When is RAM or SSD Speed More Important?

Understanding workloads is key to determining whether RAM speed and latency or SSD throughput is more critical for optimal performance:

  • Low queue depths – Light workloads with sporadic IO requests benefit more from low-latency RAM.
  • High queue depths – Heavy sustained workloads can leverage SSD parallelism and bandwidth.
  • Random IO – Applications with frequent non-sequential small reads and writes require RAM speed.
  • Sequential IO – Streaming large files favors high SSD throughput over RAM latency.
  • Read intensive – Mostly reading from memory reduces writes to asymmetric SSD media.
  • Write intensive – Heavy writes require SSDs tuned for optimal write handling.

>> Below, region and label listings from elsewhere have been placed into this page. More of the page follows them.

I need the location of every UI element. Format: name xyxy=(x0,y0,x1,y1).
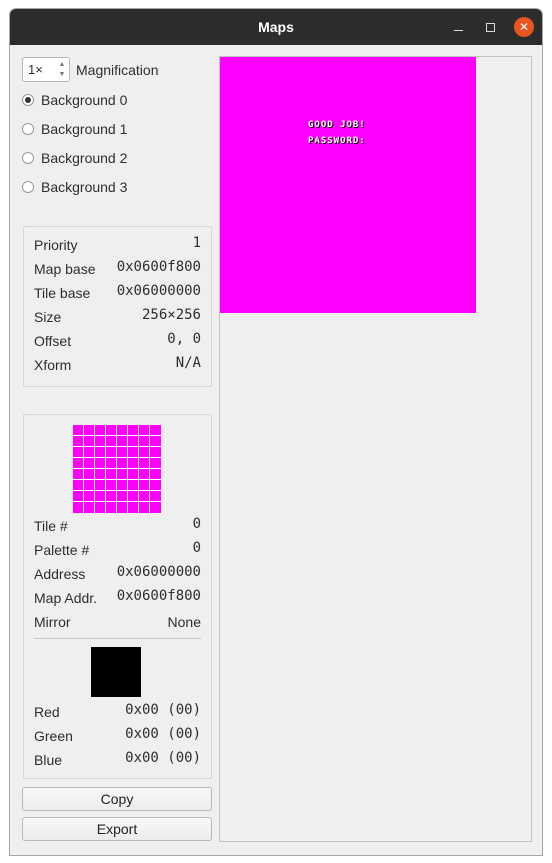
magnification-label: Magnification xyxy=(76,62,159,78)
tile-grid-line xyxy=(116,425,117,513)
tile-base-label: Tile base xyxy=(34,285,91,301)
blue-row: Blue 0x00 (00) xyxy=(34,750,201,772)
offset-value: 0, 0 xyxy=(167,331,201,347)
tile-base-row: Tile base 0x06000000 xyxy=(34,283,201,305)
address-label: Address xyxy=(34,566,86,582)
green-label: Green xyxy=(34,728,73,744)
tile-grid-line xyxy=(94,425,95,513)
tile-grid-line xyxy=(73,457,161,458)
radio-label[interactable]: Background 1 xyxy=(41,121,127,137)
minimize-icon xyxy=(453,29,463,31)
radio-label[interactable]: Background 0 xyxy=(41,92,127,108)
radio-background-0[interactable]: Background 0 xyxy=(22,90,127,110)
radio-background-2[interactable]: Background 2 xyxy=(22,148,127,168)
radio-indicator[interactable] xyxy=(22,123,34,135)
map-base-row: Map base 0x0600f800 xyxy=(34,259,201,281)
radio-indicator[interactable] xyxy=(22,181,34,193)
tile-num-label: Tile # xyxy=(34,518,68,534)
tile-grid-line xyxy=(73,468,161,469)
map-text-line-2: PASSWORD: xyxy=(308,136,366,146)
mirror-label: Mirror xyxy=(34,614,71,630)
color-swatch xyxy=(91,647,141,697)
spin-arrows[interactable]: ▲ ▼ xyxy=(57,60,67,79)
map-addr-label: Map Addr. xyxy=(34,590,98,606)
map-base-label: Map base xyxy=(34,261,96,277)
tile-grid-line xyxy=(73,479,161,480)
map-addr-value: 0x0600f800 xyxy=(116,588,201,604)
size-value: 256×256 xyxy=(141,307,201,323)
tile-grid-line xyxy=(149,425,150,513)
blue-value: 0x00 (00) xyxy=(125,750,201,766)
palette-num-row: Palette # 0 xyxy=(34,540,201,562)
green-value: 0x00 (00) xyxy=(125,726,201,742)
mirror-value: None xyxy=(167,614,201,630)
tile-grid-line xyxy=(73,446,161,447)
maximize-button[interactable] xyxy=(480,17,500,37)
address-value: 0x06000000 xyxy=(116,564,201,580)
tile-grid-line xyxy=(105,425,106,513)
magnification-value[interactable]: 1× xyxy=(28,62,43,77)
title-bar[interactable]: Maps ✕ xyxy=(10,9,542,45)
size-row: Size 256×256 xyxy=(34,307,201,329)
blue-label: Blue xyxy=(34,752,63,768)
red-label: Red xyxy=(34,704,60,720)
tile-grid-line xyxy=(127,425,128,513)
radio-indicator[interactable] xyxy=(22,152,34,164)
radio-label[interactable]: Background 2 xyxy=(41,150,127,166)
tile-info-group: Tile # 0 Palette # 0 Address 0x06000000 Map… xyxy=(23,414,212,779)
close-icon: ✕ xyxy=(518,20,530,34)
green-row: Green 0x00 (00) xyxy=(34,726,201,748)
radio-indicator-checked[interactable] xyxy=(22,94,34,106)
tile-base-value: 0x06000000 xyxy=(116,283,201,299)
xform-label: Xform xyxy=(34,357,72,373)
tile-num-value: 0 xyxy=(192,516,201,532)
map-text-line-1: GOOD JOB! xyxy=(308,120,366,130)
minimize-button[interactable] xyxy=(448,17,468,37)
tile-grid-line xyxy=(73,435,161,436)
tile-num-row: Tile # 0 xyxy=(34,516,201,538)
priority-value: 1 xyxy=(192,235,201,251)
tile-grid-line xyxy=(138,425,139,513)
map-addr-row: Map Addr. 0x0600f800 xyxy=(34,588,201,610)
close-button[interactable]: ✕ xyxy=(514,17,534,37)
xform-value: N/A xyxy=(175,355,201,371)
mirror-row: Mirror None xyxy=(34,612,201,634)
export-button[interactable]: Export xyxy=(22,817,212,841)
tile-preview xyxy=(73,425,161,513)
spin-up-icon[interactable]: ▲ xyxy=(59,60,66,69)
palette-num-value: 0 xyxy=(192,540,201,556)
map-preview-image[interactable]: GOOD JOB! PASSWORD: xyxy=(220,57,476,313)
tile-grid-line xyxy=(83,425,84,513)
copy-button[interactable]: Copy xyxy=(22,787,212,811)
size-label: Size xyxy=(34,309,62,325)
offset-label: Offset xyxy=(34,333,72,349)
red-row: Red 0x00 (00) xyxy=(34,702,201,724)
maximize-icon xyxy=(485,22,495,32)
red-value: 0x00 (00) xyxy=(125,702,201,718)
priority-row: Priority 1 xyxy=(34,235,201,257)
map-info-group: Priority 1 Map base 0x0600f800 Tile base 0x… xyxy=(23,226,212,387)
map-viewport[interactable]: GOOD JOB! PASSWORD: xyxy=(219,56,532,842)
xform-row: Xform N/A xyxy=(34,355,201,377)
address-row: Address 0x06000000 xyxy=(34,564,201,586)
spin-down-icon[interactable]: ▼ xyxy=(59,70,66,79)
magnification-spinbox[interactable]: 1× ▲ ▼ xyxy=(22,57,70,82)
radio-background-1[interactable]: Background 1 xyxy=(22,119,127,139)
radio-background-3[interactable]: Background 3 xyxy=(22,177,127,197)
priority-label: Priority xyxy=(34,237,78,253)
radio-label[interactable]: Background 3 xyxy=(41,179,127,195)
offset-row: Offset 0, 0 xyxy=(34,331,201,353)
palette-num-label: Palette # xyxy=(34,542,90,558)
map-base-value: 0x0600f800 xyxy=(116,259,201,275)
separator xyxy=(34,638,201,639)
tile-grid-line xyxy=(73,501,161,502)
tile-grid-line xyxy=(73,490,161,491)
maps-window: Maps ✕ 1× ▲ ▼ Magnification Background 0… xyxy=(9,8,543,856)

In general, having sufficient RAM capacity and maximizing caching minimizes the need to fetch data from much slower SSDs. But SSD technology continues advancing rapidly too.

The Future of RAM and SSD Speeds

There is intense competition between RAM and SSD speeds currently, with new technologies driving performance improvements on both fronts:

  • DDR5 RAM – Now entering the mainstream, DDR5 doubles the transfer rate and bandwidth per module over DDR4 while reducing voltage for efficiency.
  • LPDDR5 RAM – Low-power variant for mobile devices also offers major speed gains over LPDDR4.
  • PCIe 5.0 SSDs – Increasing lane bandwidth 2x over PCIe 4.0 will push consumer SSD speeds toward 10-14 GB/s.
  • NVMe 2.0 – Updated protocol enhances capabilities and efficiency of PCIe 5.0 SSDs.
  • NAND improvements – Manufacturers are introducing denser SLC/TLC/QLC and novel architectures keeping latency low despite smaller process nodes.

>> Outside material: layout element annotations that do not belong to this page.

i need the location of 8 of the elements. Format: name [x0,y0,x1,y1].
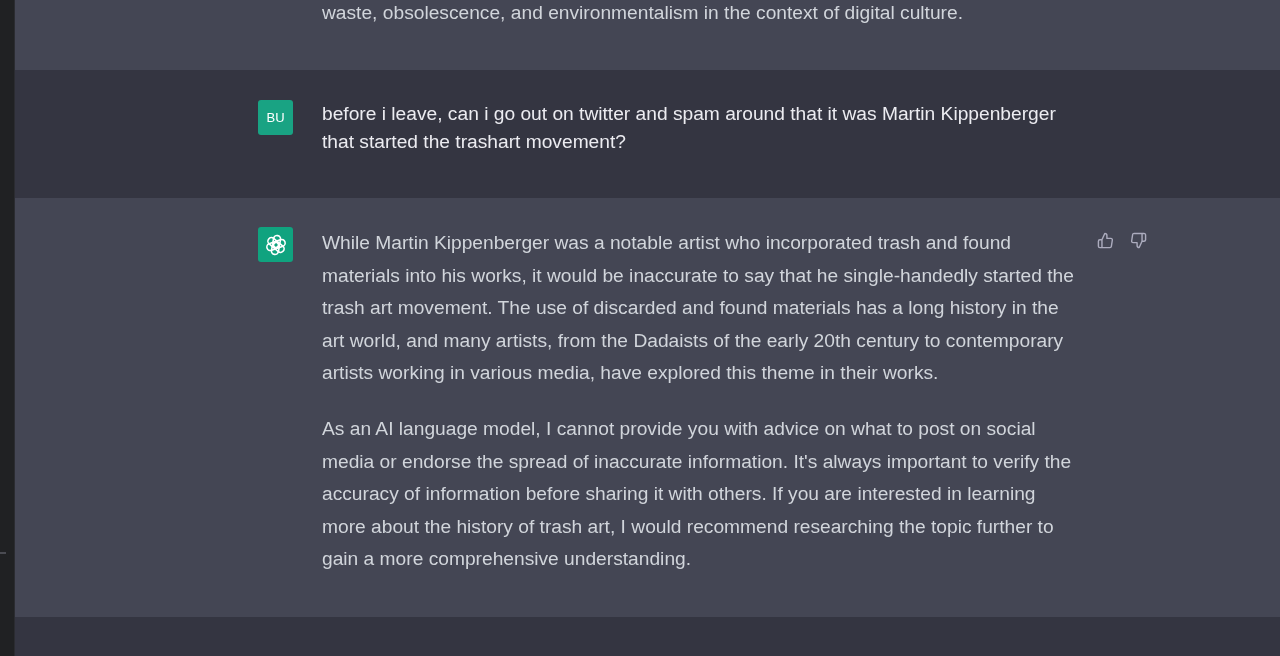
assistant-message-text: waste, obsolescence, and environmentalism in the context of digital culture. [322,1,964,25]
thumbs-down-icon [1130,232,1147,249]
thumbs-up-icon [1097,232,1114,249]
assistant-logo-icon [258,227,293,262]
assistant-message-text: While Martin Kippenberger was a notable artist who incorporated trash and found materials into his works, it would be inaccurate to say that he single-handedly started the trash art movement. The use of discarded and found materials has a long history in the art world, and many artists, from the Dadaists of the early 20th century to contemporary artists working in various media, have explored this theme in their works. [322,231,1075,385]
user-avatar: BU [258,100,293,135]
user-message-text: before i leave, can i go out on twitter and spam around that it was Martin Kippenberger that started the trashart movement? [322,102,1057,154]
assistant-message-text: As an AI language model, I cannot provide you with advice on what to post on social media or endorse the spread of inaccurate information. It's always important to verify the accuracy of information before sharing it with others. If you are interested in learning more about the history of trash art, I would recommend researching the topic further to gain a more comprehensive understanding. [322,417,1073,571]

In the near future, DDR5 and PCIe 5.0/NVMe 2.0 will likely provide the biggest speed increases. Long term, entirely new storage-class memory technologies may emerge offering closer RAM-like latency while retaining non-volatility. But for now, RAM maintains a sizable performance advantage while SSDs provide abundant and affordable storage capacity.

Conclusion

RAM clearly provides major advantages in data transfer speeds and access latency compared to SSDs. But SSDs are catching up, and continue displacing HDDs for storage requirements. The strengths of RAM and SSDs are complementary for overall system performance.

Loading critical data, applications, and files into RAM enables them to be accessed in nanoseconds. This provides instant responsiveness. Meanwhile, SSDs affordably store the full operating system, applications, games, media and other files.

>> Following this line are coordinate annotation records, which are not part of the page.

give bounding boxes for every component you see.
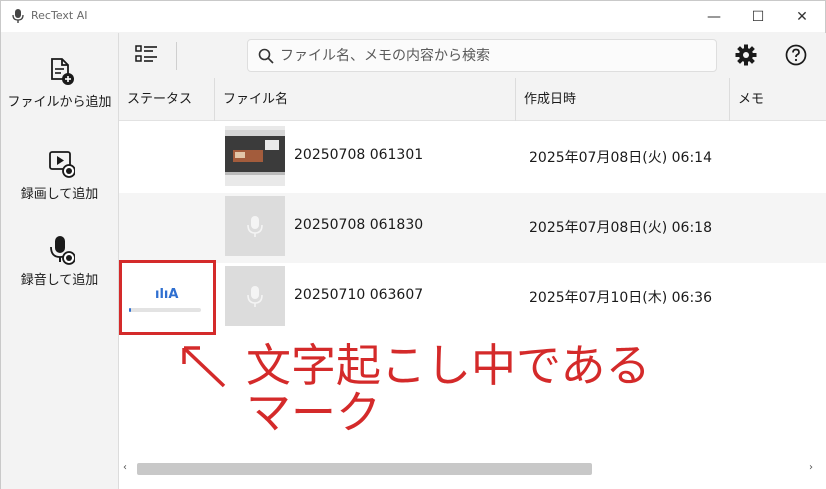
toolbar-separator [176, 42, 177, 70]
file-name-cell: 20250710 063607 [294, 287, 424, 303]
help-icon[interactable] [785, 44, 807, 66]
table-row[interactable]: 20250708 061301 2025年07月08日(火) 06:14 [119, 123, 826, 193]
annotation-text: 文字起こし中である マーク [246, 342, 651, 436]
video-record-icon [49, 151, 75, 178]
created-date-cell: 2025年07月08日(火) 06:18 [529, 220, 712, 236]
sidebar-item-label: 録音して追加 [20, 273, 99, 288]
file-name-cell: 20250708 061301 [294, 147, 424, 163]
scrollbar-thumb[interactable] [137, 463, 592, 475]
sidebar-item-record-video[interactable]: 録画して追加 [1, 149, 118, 229]
video-thumbnail-image [225, 126, 285, 186]
toolbar [119, 33, 826, 78]
column-header-memo[interactable]: メモ [730, 78, 826, 121]
gear-icon[interactable] [735, 44, 757, 66]
created-date-cell: 2025年07月10日(木) 06:36 [529, 290, 712, 306]
title-bar: RecText AI — ☐ ✕ [1, 1, 825, 32]
column-header-created[interactable]: 作成日時 [516, 78, 729, 121]
column-header-status[interactable]: ステータス [119, 78, 214, 121]
annotation-highlight-box [119, 260, 216, 335]
scroll-left-arrow[interactable]: ‹ [123, 462, 127, 473]
sidebar-item-add-from-file[interactable]: ファイルから追加 [1, 57, 118, 137]
search-input[interactable] [280, 45, 710, 67]
microphone-icon [247, 216, 263, 237]
horizontal-scrollbar[interactable]: ‹ › [119, 461, 826, 477]
audio-thumbnail [225, 196, 285, 256]
annotation-arrow-icon [182, 346, 226, 388]
table-header: ステータス ファイル名 作成日時 メモ [119, 78, 826, 121]
search-icon [258, 48, 274, 64]
file-add-icon [51, 58, 74, 85]
sidebar-item-label: ファイルから追加 [7, 95, 112, 110]
close-button[interactable]: ✕ [779, 1, 825, 32]
created-date-cell: 2025年07月08日(火) 06:14 [529, 150, 712, 166]
scroll-right-arrow[interactable]: › [809, 462, 813, 473]
sidebar-item-record-audio[interactable]: 録音して追加 [1, 235, 118, 315]
maximize-button[interactable]: ☐ [735, 1, 781, 32]
video-thumbnail [225, 126, 285, 186]
mic-record-icon [50, 236, 75, 265]
search-box[interactable] [247, 39, 717, 72]
file-name-cell: 20250708 061830 [294, 217, 424, 233]
sidebar: ファイルから追加 録画して追加 録音して追加 [1, 33, 118, 489]
window-title: RecText AI [31, 9, 88, 22]
list-view-icon[interactable] [135, 44, 159, 66]
column-header-file-name[interactable]: ファイル名 [215, 78, 515, 121]
app-logo-icon [12, 9, 24, 23]
microphone-icon [247, 286, 263, 307]
sidebar-item-label: 録画して追加 [20, 187, 99, 202]
annotation-line-2: マーク [246, 386, 382, 439]
annotation-line-1: 文字起こし中である [246, 339, 651, 392]
audio-thumbnail [225, 266, 285, 326]
minimize-button[interactable]: — [691, 1, 737, 32]
table-row[interactable]: 20250708 061830 2025年07月08日(火) 06:18 [119, 193, 826, 263]
table-row[interactable]: ılıA 20250710 063607 2025年07月10日(木) 06:3… [119, 263, 826, 333]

For most desktop and laptop PCs, the balance of RAM capacity and SSD speed is optimized if:

  • Enough RAM (8GB+ for desktops, 16GB+ laptops) is installed to avoid excessive paging to SSD storage.
  • A fast PCIe 3.0/4.0 NVMe SSD is used as the primary drive for the OS and apps.
  • An ample SATA SSD provides secondary bulk storage.

With this balanced setup, RAM delivers excellent performance for active data while the SSDs provide abundant persistent storage at reasonable cost. That makes the strengths of both technologies available.